November 4, 1989: Members of the housing committee zap
HUD Commissioner Jack Kemp at a breakfast conference in Arlington
VA, protesting HUDs' refusal to fund housing programs for PWAs.
As a result, a meeting is held with Assistant Commissioner Anna
Kondratas.
November 9, 1989: The Housing Committee holds a "sleep
in" at Grand Central Station protesting sweeps of homeless
people from the transit system.
December 2, 1989: ACT UP holds its first major fundraiser,
an art auction co-chaired by David Hockney and Annie Leibovitz.
A record price is bid for a work by the late artist and ACT UP
member Keith Haring. ACT UP raises 650,000ドル.
December 10, 1989: ACT UP and WHAM! (Women's Health Action
and Mobilization) co-sponsor our first "Stop the Church"
demonstration. 4,500 protesters gather outside St. Patrick's Cathedral
to decry the Church's opposition to safer sex education, violent
homophobia, and attempts to block access to safe and legal abortions.
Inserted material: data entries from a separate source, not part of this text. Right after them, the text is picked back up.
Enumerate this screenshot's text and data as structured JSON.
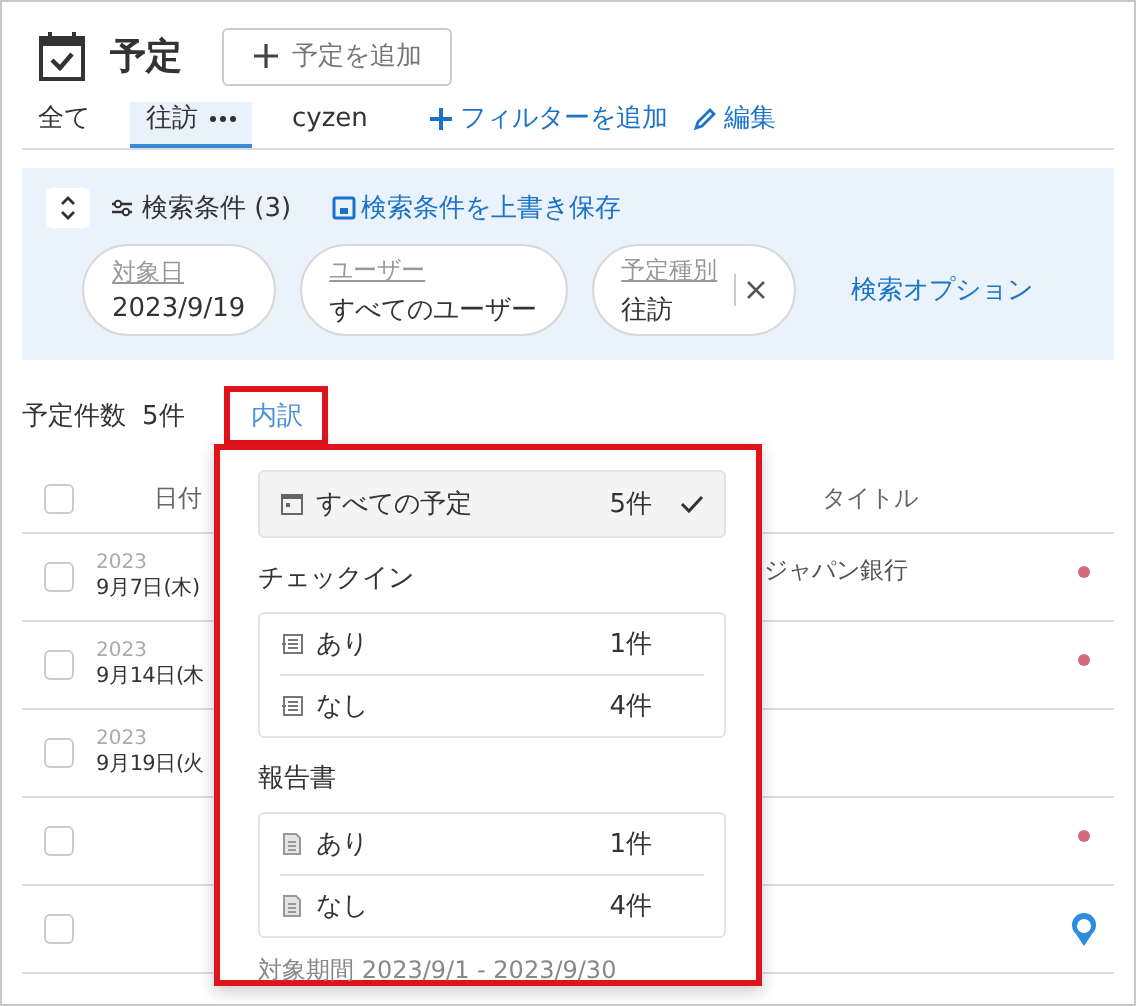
{
  "page": {
    "title": "予定",
    "add_button": "予定を追加"
  },
  "tabs": [
    {
      "label": "全て",
      "selected": false,
      "menu": false
    },
    {
      "label": "往訪",
      "selected": true,
      "menu": true
    },
    {
      "label": "cyzen",
      "selected": false,
      "menu": false
    }
  ],
  "tab_actions": {
    "add_filter": "フィルターを追加",
    "edit": "編集"
  },
  "search": {
    "label": "検索条件 (3)",
    "save": "検索条件を上書き保存",
    "options": "検索オプション",
    "chips": [
      {
        "label": "対象日",
        "value": "2023/9/19",
        "clearable": false
      },
      {
        "label": "ユーザー",
        "value": "すべてのユーザー",
        "clearable": false
      },
      {
        "label": "予定種別",
        "value": "往訪",
        "clearable": true
      }
    ]
  },
  "summary": {
    "label": "予定件数",
    "count": "5件",
    "breakdown_link": "内訳"
  },
  "table": {
    "columns": [
      "日付",
      "タイトル"
    ],
    "all_checked": false,
    "rows": [
      {
        "checked": false,
        "year": "2023",
        "date": "9月7日(木)",
        "title": "ジャパン銀行",
        "kind": "dot"
      },
      {
        "checked": false,
        "year": "2023",
        "date": "9月14日(木",
        "kind": "dot"
      },
      {
        "checked": false,
        "year": "2023",
        "date": "9月19日(火",
        "kind": "plain"
      },
      {
        "checked": false,
        "kind": "dot"
      },
      {
        "checked": false,
        "kind": "pin"
      }
    ]
  },
  "breakdown": {
    "all": {
      "label": "すべての予定",
      "count": "5件",
      "selected": true
    },
    "groups": [
      {
        "title": "チェックイン",
        "kind": "checkin",
        "items": [
          {
            "label": "あり",
            "count": "1件"
          },
          {
            "label": "なし",
            "count": "4件"
          }
        ]
      },
      {
        "title": "報告書",
        "kind": "report",
        "items": [
          {
            "label": "あり",
            "count": "1件"
          },
          {
            "label": "なし",
            "count": "4件"
          }
        ]
      }
    ],
    "period": "対象期間 2023/9/1 - 2023/9/30"
  }
}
111 people are arrested. The news media choose to focus on, and
distort, a single Catholic demonstrator's personal protest involving
a communion wafer.
Christmas, 1989: ACT UP sends New York Times' AIDS reporter
Gina Kolata a Christmas card zap to protest her inadequate AIDS
coverage. Shortly thereafter, Kolata phones ACT UP for specific
information about the effectiveness of lower doses of the highly
toxic drug AZT. A major article appears in the Times, and within
weeks the FDA cuts the standard dose of AZT in half.